ProdigalCheez on RHOC: I think Pawn Preacher and his odious wife met and cheated with each other while they were both with other people. Obviously they’re both cheating liars, so it figures they don’t trust each other – Jesus loves that shit.
marijai on Little Miss Perfect: I’ll never understand why a mother will give her daughter a name that sounds and is spelled like she’s a stripper and then encourage her to get on stage and shake her butt while looking like a pre-teen street walker.
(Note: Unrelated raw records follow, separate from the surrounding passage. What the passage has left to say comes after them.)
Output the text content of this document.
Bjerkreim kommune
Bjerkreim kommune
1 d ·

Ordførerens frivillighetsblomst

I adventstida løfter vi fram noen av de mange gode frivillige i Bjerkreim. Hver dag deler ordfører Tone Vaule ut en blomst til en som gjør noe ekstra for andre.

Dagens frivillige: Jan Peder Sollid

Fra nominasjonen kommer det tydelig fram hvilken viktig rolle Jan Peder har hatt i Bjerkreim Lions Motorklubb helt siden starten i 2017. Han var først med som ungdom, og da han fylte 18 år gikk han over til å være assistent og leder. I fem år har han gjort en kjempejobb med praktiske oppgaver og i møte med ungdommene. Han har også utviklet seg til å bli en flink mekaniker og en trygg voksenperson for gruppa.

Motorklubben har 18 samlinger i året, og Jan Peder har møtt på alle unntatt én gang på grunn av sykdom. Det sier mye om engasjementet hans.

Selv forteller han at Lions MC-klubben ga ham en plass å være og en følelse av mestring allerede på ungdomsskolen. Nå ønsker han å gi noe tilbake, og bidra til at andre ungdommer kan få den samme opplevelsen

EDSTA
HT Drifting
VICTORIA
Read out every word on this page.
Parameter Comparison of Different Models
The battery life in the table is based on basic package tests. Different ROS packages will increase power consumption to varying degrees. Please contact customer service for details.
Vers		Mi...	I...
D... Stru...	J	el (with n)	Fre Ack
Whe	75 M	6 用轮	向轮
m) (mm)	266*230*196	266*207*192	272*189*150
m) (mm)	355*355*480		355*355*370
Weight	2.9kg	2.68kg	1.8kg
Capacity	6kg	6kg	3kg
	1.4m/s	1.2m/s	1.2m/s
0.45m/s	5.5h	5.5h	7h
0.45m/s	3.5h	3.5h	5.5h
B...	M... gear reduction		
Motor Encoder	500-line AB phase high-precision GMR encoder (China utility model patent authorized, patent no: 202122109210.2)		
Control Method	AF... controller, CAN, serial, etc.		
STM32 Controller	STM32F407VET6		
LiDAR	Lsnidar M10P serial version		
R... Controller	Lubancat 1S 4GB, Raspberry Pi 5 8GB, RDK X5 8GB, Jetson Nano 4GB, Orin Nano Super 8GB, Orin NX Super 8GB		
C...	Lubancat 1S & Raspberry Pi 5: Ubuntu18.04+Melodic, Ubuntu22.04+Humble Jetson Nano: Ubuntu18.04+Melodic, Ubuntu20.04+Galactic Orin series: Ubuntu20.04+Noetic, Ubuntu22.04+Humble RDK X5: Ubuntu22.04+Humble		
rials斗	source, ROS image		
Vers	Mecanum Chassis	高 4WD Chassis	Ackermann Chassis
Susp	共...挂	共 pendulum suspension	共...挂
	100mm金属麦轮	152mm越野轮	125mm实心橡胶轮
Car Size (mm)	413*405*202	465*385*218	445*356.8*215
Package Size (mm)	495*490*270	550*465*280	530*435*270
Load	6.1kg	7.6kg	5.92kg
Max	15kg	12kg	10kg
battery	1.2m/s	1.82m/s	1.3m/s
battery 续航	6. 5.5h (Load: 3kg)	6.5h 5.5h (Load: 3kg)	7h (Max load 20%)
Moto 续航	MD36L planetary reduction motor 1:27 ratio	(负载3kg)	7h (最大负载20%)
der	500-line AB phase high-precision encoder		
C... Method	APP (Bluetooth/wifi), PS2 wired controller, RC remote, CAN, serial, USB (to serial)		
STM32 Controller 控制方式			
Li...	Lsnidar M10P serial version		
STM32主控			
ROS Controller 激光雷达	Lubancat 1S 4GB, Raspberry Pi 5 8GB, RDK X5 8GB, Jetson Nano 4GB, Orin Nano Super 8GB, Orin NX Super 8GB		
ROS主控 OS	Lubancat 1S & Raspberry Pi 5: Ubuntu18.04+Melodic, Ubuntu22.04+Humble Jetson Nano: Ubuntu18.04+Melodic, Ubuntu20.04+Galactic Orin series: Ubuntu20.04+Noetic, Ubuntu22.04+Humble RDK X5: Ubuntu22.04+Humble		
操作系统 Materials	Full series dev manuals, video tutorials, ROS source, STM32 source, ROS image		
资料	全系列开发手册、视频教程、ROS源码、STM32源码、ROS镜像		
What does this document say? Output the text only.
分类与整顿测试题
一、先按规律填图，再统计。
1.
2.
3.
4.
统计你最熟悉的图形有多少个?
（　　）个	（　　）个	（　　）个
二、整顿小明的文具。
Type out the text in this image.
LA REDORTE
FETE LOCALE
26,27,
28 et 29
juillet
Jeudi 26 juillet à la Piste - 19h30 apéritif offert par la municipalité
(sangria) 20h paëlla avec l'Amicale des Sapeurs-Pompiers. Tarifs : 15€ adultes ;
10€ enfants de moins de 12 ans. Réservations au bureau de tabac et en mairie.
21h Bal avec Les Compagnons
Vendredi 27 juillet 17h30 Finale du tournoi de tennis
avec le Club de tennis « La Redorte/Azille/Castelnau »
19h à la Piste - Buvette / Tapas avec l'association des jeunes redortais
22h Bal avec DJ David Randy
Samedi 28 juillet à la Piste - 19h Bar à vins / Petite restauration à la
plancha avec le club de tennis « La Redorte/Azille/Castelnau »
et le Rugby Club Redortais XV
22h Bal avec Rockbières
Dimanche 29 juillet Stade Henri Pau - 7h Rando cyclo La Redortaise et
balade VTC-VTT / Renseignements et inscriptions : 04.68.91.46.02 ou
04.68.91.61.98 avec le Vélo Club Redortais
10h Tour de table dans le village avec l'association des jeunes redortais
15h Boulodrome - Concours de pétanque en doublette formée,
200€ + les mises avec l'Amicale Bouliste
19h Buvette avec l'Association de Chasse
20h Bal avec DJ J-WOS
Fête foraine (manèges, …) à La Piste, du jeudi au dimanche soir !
waffleboy09 on Spartacus: If you liked 300 but wish it hadn’t made you think so much, then this is the show for you.
pappy44 on The Bachelor: ok, i have to tell you about my wife…who is much more conservative than me in the things she says…when they were like “and the third time is all the way” we were like, wtf does that mean? And my wife goes, “maybe it is a genitle kiss”!
classy drunk on Millionaire Matchmaker: Taylor and Tyler left two full glasses of wine on the table. That made me angrier than the Jewche bag.
fatgirlsrul on RHOC: Does anyone rememmber that back in the 60’s it was rumored that tupperware parties were just an excuse for lonely housewives to get together and have lesbian sex with each other? I do.
sayhuh on Project Runway: I had to mull on what that “handlebars” caption means for a while, and I’m still not 100% sure that I got it, but the mental picture I’m getting from it ain’t pretty (because Ben isn’t) and hey, you’re not wearing your Pong Memorial Day sheet in it, either. It also has you moving your legs bicycle-rider fashion, which I’m pretty sure can’t possibly work in that situation, either. I’m totally confused (but then again, I’m a 40-year-old straight woman).
cattyfan on Project Runway: I tried celebrating National Pong Day by wearing a stiffened potato sack cut too short and slashed in the back, but I got tired of sticking to the chair when I sat down.
sexypanda on Millionaire Matchmaker: He must have really small arms in general, like a tyrannasaurus, because his shirts were ALWAYS swimming on him in the armpit region. Poor kiddo. Good thing he’s rich! Too bad he sucks!
pixielated on Project Runway: Yikes! I think Kors needs to get his face tightened.
blazergirl on Keeping Up With the Kardashians: I was so disappointed we didn’t get to see Scott get his ass kicked. The thought of him in the boxing ring was so extremely entertaining, I was bummed that it didn’t actually happen.
baffled on RHOC: Ah, the good old days when you COULD knock some sense into kids.
And on that lovely longing for the days of good old fashioned beatings note, we’re done with January, 2010!